(RxWiki News) Parents can try to teach their kids safe habits, but when it comes down to it, teens will make their own decisions. The CDC has released new data on teens' potentially risky behaviors.
A new report released by the Centers for Disease Control and Prevention (CDC) measured a number of behaviors among high school students, including drinking, safety issues and topics tied to obesity.
The report found declines in tobacco smoking and physical fighting, but found that many teens were texting and driving and spending a lot of time being physically inactive.
"Games that get kids moving are a good way to add in more physical activity."
This report, led by Laura Kann, PhD, of CDC's Division of Adolescent and School Health, provided new 2013 data from the annual National Youth Risk Behavior Survey (YRBS).
The survey, conducted between September 2012 and December 2013, involved over 13,000 youth in grades 9 through 12 at schools across the country. Issues measured include use of tobacco, alcohol and other drugs, sexual behaviors and physical inactivity, among other risk-related topics.
"Results from the 2013 national YRBS indicated that many high school students are engaged in priority health-risk behaviors associated with the leading causes of death among persons aged 10–24 years in the United States," wrote Dr. Kann and team.
For example, the survey found that in the 30 days before taking the survey, 41.4 percent of the respondents reported having texted or e-mailed while driving. Additionally, 34.9 percent of the students reported drinking alcohol and 23.4 percent reported using marijuana in the 30 days prior to being surveyed.
In terms of sexual behaviors, the survey found that almost half of the high school students (46.8 percent) had ever had sexual intercourse, and that of the 34 percent who were considered currently sexually active, 59.1 percent had used a condom the last time they had sex.

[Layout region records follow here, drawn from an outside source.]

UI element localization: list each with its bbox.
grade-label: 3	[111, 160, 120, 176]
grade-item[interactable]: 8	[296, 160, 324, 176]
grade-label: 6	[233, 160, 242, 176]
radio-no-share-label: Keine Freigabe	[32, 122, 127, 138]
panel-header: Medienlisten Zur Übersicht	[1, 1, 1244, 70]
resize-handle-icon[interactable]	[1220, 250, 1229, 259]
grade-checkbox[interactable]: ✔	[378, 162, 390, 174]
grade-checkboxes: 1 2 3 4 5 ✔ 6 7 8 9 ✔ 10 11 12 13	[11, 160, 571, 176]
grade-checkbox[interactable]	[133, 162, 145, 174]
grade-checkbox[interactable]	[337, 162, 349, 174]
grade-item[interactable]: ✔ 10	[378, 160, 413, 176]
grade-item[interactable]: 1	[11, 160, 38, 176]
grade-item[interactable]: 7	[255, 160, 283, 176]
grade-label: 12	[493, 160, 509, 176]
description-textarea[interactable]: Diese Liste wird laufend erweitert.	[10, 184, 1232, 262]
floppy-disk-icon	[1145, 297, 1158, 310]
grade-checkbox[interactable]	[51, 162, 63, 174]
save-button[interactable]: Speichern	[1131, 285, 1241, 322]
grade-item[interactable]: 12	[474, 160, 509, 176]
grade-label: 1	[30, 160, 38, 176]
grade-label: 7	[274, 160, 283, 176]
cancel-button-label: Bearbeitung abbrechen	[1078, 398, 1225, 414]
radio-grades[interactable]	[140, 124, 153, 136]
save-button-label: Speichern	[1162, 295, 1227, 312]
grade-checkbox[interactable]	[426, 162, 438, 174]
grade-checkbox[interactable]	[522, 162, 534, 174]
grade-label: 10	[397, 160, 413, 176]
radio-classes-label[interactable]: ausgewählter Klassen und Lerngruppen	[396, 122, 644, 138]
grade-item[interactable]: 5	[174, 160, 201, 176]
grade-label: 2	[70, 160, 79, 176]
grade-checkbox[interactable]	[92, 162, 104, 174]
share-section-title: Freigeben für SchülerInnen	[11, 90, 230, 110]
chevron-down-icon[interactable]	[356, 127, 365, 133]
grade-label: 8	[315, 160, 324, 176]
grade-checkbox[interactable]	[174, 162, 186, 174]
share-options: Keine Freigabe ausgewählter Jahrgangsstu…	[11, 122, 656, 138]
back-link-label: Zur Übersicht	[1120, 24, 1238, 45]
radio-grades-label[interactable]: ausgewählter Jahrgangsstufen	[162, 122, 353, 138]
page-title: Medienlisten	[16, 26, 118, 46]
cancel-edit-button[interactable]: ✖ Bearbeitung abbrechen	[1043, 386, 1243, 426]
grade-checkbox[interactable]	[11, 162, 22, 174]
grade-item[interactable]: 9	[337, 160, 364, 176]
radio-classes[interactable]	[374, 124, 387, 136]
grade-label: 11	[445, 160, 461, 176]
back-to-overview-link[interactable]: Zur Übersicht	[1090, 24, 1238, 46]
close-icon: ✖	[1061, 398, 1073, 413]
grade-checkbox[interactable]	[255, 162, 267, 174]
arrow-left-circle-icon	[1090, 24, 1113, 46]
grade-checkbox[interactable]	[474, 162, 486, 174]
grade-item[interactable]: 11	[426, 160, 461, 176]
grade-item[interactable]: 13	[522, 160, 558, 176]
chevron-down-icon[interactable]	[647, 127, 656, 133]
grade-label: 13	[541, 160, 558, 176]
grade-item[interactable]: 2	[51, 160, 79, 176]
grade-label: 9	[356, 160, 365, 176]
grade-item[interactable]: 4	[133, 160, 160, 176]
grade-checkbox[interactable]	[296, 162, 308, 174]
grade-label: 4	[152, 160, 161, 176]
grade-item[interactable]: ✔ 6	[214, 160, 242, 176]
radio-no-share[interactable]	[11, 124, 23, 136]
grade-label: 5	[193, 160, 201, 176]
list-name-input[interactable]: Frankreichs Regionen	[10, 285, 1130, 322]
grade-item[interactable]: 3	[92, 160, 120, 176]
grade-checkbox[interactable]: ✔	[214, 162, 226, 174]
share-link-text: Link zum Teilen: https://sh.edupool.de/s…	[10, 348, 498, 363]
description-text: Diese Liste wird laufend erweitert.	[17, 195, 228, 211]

This condom use rate is a slight decline from the 63 percent measured in 2003.
In the 30 days before being surveyed, only 15.7 percent of the students reported smoking cigarettes — a number that met national goals of having a teen smoking rate below 16 percent.
Progress was also seen in rates of physical fighting among high school students. In the latest survey, 25 percent of teens reported being in a physical fight at least once during the previous year, while that rate in 1991 was 42 percent.

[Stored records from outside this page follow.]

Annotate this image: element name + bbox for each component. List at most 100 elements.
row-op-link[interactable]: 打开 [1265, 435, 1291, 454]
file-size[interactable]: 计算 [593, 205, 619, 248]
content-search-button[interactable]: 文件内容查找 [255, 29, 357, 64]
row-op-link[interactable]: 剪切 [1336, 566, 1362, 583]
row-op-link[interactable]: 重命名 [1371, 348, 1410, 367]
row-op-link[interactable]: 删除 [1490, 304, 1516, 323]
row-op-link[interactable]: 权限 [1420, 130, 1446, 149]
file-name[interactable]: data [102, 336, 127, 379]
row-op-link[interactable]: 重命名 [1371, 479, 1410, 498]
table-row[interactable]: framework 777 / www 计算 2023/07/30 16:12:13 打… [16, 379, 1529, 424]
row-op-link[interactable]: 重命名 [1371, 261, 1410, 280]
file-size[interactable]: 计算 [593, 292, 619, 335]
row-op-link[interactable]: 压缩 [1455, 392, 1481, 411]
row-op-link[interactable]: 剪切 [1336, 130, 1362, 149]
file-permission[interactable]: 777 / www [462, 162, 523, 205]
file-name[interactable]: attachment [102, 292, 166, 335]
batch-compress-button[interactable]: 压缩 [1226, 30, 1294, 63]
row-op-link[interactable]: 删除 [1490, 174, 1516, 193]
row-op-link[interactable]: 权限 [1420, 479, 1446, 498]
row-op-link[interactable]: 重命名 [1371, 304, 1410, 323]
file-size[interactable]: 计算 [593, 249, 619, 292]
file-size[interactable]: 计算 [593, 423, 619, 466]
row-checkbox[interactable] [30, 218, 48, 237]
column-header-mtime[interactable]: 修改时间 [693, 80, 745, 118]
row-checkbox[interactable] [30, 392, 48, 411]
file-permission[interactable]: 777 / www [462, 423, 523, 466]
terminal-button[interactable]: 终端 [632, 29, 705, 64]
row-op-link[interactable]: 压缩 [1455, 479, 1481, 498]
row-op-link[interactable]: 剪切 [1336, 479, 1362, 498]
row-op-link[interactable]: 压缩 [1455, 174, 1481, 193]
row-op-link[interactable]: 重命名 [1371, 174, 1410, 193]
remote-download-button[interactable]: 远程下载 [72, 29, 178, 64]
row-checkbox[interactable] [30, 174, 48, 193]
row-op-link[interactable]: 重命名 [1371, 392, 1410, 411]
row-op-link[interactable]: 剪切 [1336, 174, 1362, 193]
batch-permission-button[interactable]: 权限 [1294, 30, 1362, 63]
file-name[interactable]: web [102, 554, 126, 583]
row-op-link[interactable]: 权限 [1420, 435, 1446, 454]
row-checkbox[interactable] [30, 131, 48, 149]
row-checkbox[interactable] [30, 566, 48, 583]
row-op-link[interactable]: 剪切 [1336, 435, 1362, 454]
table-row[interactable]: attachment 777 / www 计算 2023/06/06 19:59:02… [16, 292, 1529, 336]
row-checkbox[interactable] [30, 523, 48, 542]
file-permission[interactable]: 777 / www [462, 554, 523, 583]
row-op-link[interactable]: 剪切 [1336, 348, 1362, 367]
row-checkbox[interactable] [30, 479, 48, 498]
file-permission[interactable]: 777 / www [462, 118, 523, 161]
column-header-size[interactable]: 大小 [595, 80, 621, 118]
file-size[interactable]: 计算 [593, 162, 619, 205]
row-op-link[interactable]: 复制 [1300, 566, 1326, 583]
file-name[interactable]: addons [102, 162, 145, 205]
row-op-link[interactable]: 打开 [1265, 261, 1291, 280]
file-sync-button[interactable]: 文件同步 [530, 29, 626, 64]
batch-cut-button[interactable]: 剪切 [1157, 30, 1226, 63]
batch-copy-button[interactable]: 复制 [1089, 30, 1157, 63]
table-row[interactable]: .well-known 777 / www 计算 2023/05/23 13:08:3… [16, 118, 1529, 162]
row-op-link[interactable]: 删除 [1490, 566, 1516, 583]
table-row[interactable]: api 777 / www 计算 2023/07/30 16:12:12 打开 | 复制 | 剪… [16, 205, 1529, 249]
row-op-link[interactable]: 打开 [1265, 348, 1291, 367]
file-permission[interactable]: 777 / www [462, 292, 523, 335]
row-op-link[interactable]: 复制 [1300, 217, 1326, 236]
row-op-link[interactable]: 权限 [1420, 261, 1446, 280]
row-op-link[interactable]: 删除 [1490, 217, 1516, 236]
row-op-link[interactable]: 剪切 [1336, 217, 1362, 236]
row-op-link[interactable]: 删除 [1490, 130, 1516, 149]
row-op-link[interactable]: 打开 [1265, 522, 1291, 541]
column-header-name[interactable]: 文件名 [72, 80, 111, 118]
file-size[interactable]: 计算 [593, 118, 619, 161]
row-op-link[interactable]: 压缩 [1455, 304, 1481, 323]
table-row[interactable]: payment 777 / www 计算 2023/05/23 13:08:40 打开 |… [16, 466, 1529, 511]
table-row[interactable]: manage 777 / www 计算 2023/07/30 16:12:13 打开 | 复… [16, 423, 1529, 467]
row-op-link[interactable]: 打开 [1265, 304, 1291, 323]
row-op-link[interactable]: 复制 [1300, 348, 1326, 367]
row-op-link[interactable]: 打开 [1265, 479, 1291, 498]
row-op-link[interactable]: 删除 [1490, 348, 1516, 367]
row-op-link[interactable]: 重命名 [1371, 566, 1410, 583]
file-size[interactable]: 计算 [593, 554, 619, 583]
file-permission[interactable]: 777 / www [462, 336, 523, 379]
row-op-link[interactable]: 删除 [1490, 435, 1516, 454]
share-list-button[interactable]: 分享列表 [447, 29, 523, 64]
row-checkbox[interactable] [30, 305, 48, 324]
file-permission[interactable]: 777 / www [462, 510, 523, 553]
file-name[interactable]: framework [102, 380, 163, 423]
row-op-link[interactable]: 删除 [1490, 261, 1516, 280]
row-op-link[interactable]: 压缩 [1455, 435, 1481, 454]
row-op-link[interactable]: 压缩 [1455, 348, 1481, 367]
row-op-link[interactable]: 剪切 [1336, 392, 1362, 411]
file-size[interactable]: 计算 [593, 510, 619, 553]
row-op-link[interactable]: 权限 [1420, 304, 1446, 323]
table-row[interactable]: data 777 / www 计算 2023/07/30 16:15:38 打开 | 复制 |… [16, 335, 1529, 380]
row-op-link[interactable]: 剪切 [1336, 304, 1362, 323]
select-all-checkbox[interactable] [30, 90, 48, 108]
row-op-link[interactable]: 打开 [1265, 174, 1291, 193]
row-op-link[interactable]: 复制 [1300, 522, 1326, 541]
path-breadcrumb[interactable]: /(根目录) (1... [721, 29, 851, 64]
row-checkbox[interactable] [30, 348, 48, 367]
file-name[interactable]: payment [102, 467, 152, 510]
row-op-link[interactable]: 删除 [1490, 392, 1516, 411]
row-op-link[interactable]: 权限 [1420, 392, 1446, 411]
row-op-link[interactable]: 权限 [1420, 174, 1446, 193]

Factors tied to obesity were also measured, and the researchers saw less progress in this arena.
Between 2003 and 2013, the percentage of high school students playing video games or using a computer for something that was not school for three or more hours nearly doubled from about 22 percent to 41.3 percent
Dr. Kann and team suggested that these findings could help form school policies and programs aimed to improve the health of US youth.
It is important to note that the teens surveyed only included young people who were attending school.
This study was published online June 12 in CDC's Morbidity and Mortality Weekly Report. No conflicts of interest were reported.